A former farmer, Mr. Jumaah, 45, was one of the countless men seeking their fortunes. With gold prices hovering at record highs, illegal gold mines began flourishing here three years ago on the island of Lombok, better known to outsiders as a tourist destination. In impoverished corners of Lombok like Sekotong, the discovery of even a few grams of gold has allowed families to replace their thatched huts with houses made of concrete.
But with little experience in mining and with few adequate tools, hundreds are believed to have died digging in illegal mines. The authorities also worry about the long-term consequences, as the gold seekers use mercury to extract the precious metal and release the residue into the environment.
The authorities had tried many times to shut down the illegal operations, which reopen as soon as the police leave an area.
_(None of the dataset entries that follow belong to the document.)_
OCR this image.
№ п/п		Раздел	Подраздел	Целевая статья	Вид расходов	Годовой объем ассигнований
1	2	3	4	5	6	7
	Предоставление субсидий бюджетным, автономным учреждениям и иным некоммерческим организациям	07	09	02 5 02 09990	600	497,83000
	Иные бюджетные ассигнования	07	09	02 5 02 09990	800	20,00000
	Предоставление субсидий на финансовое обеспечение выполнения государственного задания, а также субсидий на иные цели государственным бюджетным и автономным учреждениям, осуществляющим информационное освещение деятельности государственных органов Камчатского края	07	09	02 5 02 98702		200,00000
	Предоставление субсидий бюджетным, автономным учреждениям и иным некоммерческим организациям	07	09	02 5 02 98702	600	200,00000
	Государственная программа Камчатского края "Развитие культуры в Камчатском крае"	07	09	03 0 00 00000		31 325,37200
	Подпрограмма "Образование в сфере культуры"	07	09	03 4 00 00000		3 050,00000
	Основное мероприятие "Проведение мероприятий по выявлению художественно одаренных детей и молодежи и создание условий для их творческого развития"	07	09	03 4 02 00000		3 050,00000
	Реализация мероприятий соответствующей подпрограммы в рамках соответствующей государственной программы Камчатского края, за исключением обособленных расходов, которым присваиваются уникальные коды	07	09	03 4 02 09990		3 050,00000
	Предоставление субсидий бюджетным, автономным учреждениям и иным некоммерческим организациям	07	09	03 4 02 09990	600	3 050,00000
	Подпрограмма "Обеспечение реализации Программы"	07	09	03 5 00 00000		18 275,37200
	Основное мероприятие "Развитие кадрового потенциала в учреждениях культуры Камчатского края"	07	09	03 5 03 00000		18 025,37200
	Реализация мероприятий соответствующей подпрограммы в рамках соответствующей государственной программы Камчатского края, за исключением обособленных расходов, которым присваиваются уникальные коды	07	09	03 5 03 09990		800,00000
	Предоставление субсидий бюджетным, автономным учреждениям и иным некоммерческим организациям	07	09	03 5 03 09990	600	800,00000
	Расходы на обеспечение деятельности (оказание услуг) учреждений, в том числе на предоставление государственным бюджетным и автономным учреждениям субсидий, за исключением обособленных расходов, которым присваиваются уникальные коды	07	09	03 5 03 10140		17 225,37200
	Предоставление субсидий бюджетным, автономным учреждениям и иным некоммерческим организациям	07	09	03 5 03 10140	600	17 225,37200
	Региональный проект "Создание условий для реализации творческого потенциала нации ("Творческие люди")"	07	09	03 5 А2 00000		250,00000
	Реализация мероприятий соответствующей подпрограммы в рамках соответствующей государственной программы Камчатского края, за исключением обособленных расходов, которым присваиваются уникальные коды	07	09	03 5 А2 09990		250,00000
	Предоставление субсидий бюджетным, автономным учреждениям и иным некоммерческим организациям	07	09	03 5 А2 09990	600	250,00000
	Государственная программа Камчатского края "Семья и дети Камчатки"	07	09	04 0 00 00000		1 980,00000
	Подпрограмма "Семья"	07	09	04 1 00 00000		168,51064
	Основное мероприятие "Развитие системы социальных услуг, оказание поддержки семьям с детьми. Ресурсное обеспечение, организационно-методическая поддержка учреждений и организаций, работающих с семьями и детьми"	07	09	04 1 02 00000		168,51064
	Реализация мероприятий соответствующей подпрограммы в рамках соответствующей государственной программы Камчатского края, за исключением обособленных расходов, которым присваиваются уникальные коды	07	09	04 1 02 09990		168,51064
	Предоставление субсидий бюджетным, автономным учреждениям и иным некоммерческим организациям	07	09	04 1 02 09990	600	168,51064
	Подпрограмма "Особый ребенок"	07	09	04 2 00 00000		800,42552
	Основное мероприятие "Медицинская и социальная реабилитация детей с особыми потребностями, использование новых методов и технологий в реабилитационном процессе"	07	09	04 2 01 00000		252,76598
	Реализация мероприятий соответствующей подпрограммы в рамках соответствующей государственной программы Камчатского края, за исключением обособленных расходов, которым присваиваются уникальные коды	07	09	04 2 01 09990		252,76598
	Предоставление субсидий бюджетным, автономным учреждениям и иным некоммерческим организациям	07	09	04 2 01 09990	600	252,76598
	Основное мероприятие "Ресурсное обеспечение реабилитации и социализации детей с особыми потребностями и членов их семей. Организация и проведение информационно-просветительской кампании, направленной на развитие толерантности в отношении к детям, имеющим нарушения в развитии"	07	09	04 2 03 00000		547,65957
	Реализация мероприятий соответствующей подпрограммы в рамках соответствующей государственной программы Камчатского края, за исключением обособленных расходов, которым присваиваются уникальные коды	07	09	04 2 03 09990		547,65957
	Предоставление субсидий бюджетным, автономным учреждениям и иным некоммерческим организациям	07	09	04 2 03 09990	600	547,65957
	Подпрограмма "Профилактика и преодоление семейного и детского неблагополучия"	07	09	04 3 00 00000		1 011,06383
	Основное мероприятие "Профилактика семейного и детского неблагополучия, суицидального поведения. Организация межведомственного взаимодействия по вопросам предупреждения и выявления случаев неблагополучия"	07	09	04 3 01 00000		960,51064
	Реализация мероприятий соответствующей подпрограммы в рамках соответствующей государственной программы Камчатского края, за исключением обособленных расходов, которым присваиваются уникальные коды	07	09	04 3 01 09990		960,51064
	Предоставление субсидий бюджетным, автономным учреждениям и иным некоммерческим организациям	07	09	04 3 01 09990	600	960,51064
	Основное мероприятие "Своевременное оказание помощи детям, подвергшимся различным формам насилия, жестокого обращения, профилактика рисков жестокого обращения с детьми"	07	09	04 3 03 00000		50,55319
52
That is why it was impossible to determine how many people have died in collapsing mines and rock slides, although estimates were in the hundreds. Fearing that their mines could be closed, diggers do not report deaths.
Gold has long been mined in other corners of Indonesia, which is one of the world's top producers of the metal. After gold prices rose sharply in late 2007 and early 2008, the illegal gold rush began here. Ethnic Chinese Indonesians began hiring puzzled locals to amass rocks from the mountainsóbut did not tell them what they were seeking.